There are some early signs that the Supreme Court finding the Affordable Care Act constitutional has modestly improved its image with the public. A new Reuter-Ipsos poll found that support for the law increased by five points following the favorable ruling.
Among registered voters in the poll, support for the law is now at 48 percent. This is a improvement from the 43 percent support the law received in their poll before the decision. Similarly, opposition to the law also dropped by five points, from 57 percent before the ruling to 52 percent now.
This is just one early poll, so it is too soon to know if the law’s popularity has actually improved some as a result of the Court’s decision or if this is just fluctuations from a single pollster. We need to wait for more polling to know for sure if the Court ruling really impacted the law’s popularity and whether this is just a temporary bump driven by the news.

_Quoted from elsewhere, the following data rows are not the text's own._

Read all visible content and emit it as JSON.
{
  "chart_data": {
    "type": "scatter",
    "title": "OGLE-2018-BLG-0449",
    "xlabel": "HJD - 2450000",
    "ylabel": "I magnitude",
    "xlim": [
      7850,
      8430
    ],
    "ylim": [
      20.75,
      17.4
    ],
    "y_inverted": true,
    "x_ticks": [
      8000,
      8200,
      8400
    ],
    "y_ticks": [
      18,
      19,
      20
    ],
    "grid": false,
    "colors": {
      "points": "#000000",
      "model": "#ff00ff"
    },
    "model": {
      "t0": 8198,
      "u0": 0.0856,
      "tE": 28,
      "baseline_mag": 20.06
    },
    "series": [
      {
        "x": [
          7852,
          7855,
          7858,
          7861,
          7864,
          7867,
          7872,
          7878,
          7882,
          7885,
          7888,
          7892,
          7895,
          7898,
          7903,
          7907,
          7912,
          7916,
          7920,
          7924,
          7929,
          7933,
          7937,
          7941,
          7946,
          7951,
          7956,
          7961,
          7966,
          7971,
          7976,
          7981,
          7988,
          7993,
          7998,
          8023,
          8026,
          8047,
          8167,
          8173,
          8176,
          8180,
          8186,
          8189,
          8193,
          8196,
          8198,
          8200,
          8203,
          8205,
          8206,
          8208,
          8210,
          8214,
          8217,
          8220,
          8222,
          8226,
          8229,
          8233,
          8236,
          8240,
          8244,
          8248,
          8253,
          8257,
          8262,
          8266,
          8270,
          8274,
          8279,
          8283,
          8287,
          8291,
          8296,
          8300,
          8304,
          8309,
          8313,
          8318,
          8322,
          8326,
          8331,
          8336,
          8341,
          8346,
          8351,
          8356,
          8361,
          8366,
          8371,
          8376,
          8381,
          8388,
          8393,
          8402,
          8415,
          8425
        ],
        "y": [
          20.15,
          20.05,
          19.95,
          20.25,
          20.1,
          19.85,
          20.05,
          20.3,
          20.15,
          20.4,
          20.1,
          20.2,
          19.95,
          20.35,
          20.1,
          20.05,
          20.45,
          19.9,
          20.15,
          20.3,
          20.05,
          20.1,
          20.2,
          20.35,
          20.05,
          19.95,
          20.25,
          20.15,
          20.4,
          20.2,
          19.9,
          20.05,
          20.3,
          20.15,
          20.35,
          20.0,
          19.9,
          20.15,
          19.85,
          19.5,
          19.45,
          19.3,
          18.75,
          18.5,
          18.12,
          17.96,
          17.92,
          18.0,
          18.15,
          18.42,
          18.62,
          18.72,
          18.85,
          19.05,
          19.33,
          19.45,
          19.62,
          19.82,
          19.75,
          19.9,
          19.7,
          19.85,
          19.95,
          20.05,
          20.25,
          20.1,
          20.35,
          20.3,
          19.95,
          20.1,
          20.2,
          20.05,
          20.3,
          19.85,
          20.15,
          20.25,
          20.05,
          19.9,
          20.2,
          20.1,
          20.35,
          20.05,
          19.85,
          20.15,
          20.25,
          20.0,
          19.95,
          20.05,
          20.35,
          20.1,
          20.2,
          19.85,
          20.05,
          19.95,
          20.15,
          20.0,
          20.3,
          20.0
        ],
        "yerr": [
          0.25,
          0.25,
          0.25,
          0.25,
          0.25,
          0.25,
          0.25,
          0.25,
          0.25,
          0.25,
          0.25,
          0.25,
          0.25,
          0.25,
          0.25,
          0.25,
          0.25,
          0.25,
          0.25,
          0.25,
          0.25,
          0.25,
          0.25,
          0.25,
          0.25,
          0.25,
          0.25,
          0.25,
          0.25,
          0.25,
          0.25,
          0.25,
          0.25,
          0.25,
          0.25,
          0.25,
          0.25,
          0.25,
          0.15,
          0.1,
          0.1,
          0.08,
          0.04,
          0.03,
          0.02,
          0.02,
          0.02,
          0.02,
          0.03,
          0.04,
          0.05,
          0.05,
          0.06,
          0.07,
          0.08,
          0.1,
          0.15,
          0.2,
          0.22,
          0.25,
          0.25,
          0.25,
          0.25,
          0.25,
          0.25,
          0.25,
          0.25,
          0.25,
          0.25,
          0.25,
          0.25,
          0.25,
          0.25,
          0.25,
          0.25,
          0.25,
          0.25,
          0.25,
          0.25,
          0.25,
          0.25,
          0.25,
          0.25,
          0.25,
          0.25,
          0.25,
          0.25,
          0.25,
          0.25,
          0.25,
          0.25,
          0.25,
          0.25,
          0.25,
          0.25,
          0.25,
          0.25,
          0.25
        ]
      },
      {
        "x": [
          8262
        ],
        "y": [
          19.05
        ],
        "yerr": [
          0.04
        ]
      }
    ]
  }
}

It is easy, though, to picture how the Court officially declaring that law constitutional could cause at least a small subset of people’s opinion of the law to improve. It did refute one of the previous talking points against the ACA; that it is an unconstitutional expansion of federal power. Now the arguments against the law are only about it being bad policy, but no longer about it being unconstitutional bad policy.
That said even after the favorable ruling the law still has more people who oppose it than support it. The Court may have made it less unpopular, but it still isn’t popular. Which is why Democrats seem to be trying to move on from the issue quickly.